The contentions deserve scant consideration.

Article 282 of the Labor Code enumerates the just causes of dismissal, viz:

"(1)    Serious misconduct or willful disobedience by the employee of the lawful orders of his employer or representative in connection with his work;

(2)     Gross and habitual neglect by the employee of his duties;

(3)     Fraud or willful breach by the employee of the trust reposed in him by his employer or duly authorized representative;

(4)     Commission of a crime or offense by the employee against the person of his employer or any immediate member of his family or his duly authorized representative; and

(5)     Other causes analogous to the foregoing."

Petitioners cannot downgrade the seriousness of their offenses. They committed falsifications. These are crimes punished by the Revised Penal Code itself. Their commission constitutes serious misconduct. Nor can petitioners avoid liability by claiming that the SN Forms are not company records but SSS documents. Their use is covered by Item No. 12 of the Schedule of Offenses and Penalties which provides "x x x knowingly using falsified record or document." Petitioners knew that the commission of this offense is punishable by dismissal in view of its seriousness. They cannot therefore complain of its harshness.

Finally, there is no scintilla of evidence to sustain petitioners' wild charge that private respondent and Manalo conspired to fabricate the charge against them. The mere failure of private respondent to charge Manalo criminally does not establish petitioners' claim. Moreover, Manalo has left the employment of private respondent.

IN VIEW WHEREOF, the present petition is DISMISSED. Costs against petitioners.

Regalado, (Chairman), Romero, Mendoza, and Torres, Jr., JJ., concur.

[1] Docketed as NLRC Case No. RAB-10-2-4795-93-b, entitled "Felicidad Mirano, et al. vs. Grandoe Philippines Industries and Roberto Magnaye" and NLRC Case No. RAB-IV-4-4956-93B, entitled "Pacencia C. Valencia vs.
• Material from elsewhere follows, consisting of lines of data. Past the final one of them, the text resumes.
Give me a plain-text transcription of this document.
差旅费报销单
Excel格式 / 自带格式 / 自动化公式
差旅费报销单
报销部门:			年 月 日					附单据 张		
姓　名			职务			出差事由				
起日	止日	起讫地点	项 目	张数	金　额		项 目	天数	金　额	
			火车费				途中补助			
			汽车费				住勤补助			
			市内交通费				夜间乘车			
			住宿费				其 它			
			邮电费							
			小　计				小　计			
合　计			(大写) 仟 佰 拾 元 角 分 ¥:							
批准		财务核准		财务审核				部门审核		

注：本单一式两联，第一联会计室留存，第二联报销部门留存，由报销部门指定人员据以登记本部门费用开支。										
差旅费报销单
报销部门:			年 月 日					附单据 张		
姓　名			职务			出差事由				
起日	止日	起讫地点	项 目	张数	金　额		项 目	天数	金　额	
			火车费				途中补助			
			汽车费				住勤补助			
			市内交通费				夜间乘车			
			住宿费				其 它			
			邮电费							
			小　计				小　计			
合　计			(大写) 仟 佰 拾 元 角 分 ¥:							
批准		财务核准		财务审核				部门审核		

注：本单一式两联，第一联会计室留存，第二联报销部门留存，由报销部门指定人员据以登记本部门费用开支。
Grandoe Philippines Industries and Roberto Magnaye."

[2] Anabelle Cipres, Lina Armedillo, Leoncia Calanog, Nelia Cipres, Estelita Malapitan, Niceta Malapitan, Shirley Mendoza, Editha Perez, Prisca Paglinawan, Erlinda Sajer, Cesar Malapitan, Zenaida Mirano, Nenita Bonsal, Veronica Faraoan, Rona De Guzman, Lucita Rosas Felicidad Mirano, and Pacencia Valencia.

[3] Affidavit of Dr. Rosales, dated April 17, 1993, Rollo, pp. 97-99.

[4] Rollo, pp. 97-99.

[5] Ibid., p. 123.

[6] Annex "E" of Petition, Rollo, pp. 133-158.

[7] Penned by Commissioner Ireneo B. Bernardo, concurred in by Presiding Commissioner Lourdes C. Javier and Commissioner Joaquin A. Tanodra; see Rollo, pp. 203-213.

[8] See Annexes "I" and "J", Rollo, pp. 214-233.

[9]Decision, dated June 26, 1995, Rollo, pp. 234-241.

[10] Comsavings Bank vs. National Labor Relations Commission, et al., G.R. No. 98456, June 14, 1996.

[11] Pizza Hut vs. National Labor Relations Commission, G.R. No. 117059, January 29, 1996, 252 SCRA 531.

[12] Article 277 (b), Labor Code; Sections 2, 5 and 6, Rule XIV, Book V of the Implementing Rules and Regulations.

[13] Rollo, p. 107.

[14] Ibid., p. 95.

[15] G.R. No. 102958, June 25, 1993, 223 SCRA 656.

[16] G.R. No. 112203, December 13, 1994, 239 SCRA 167.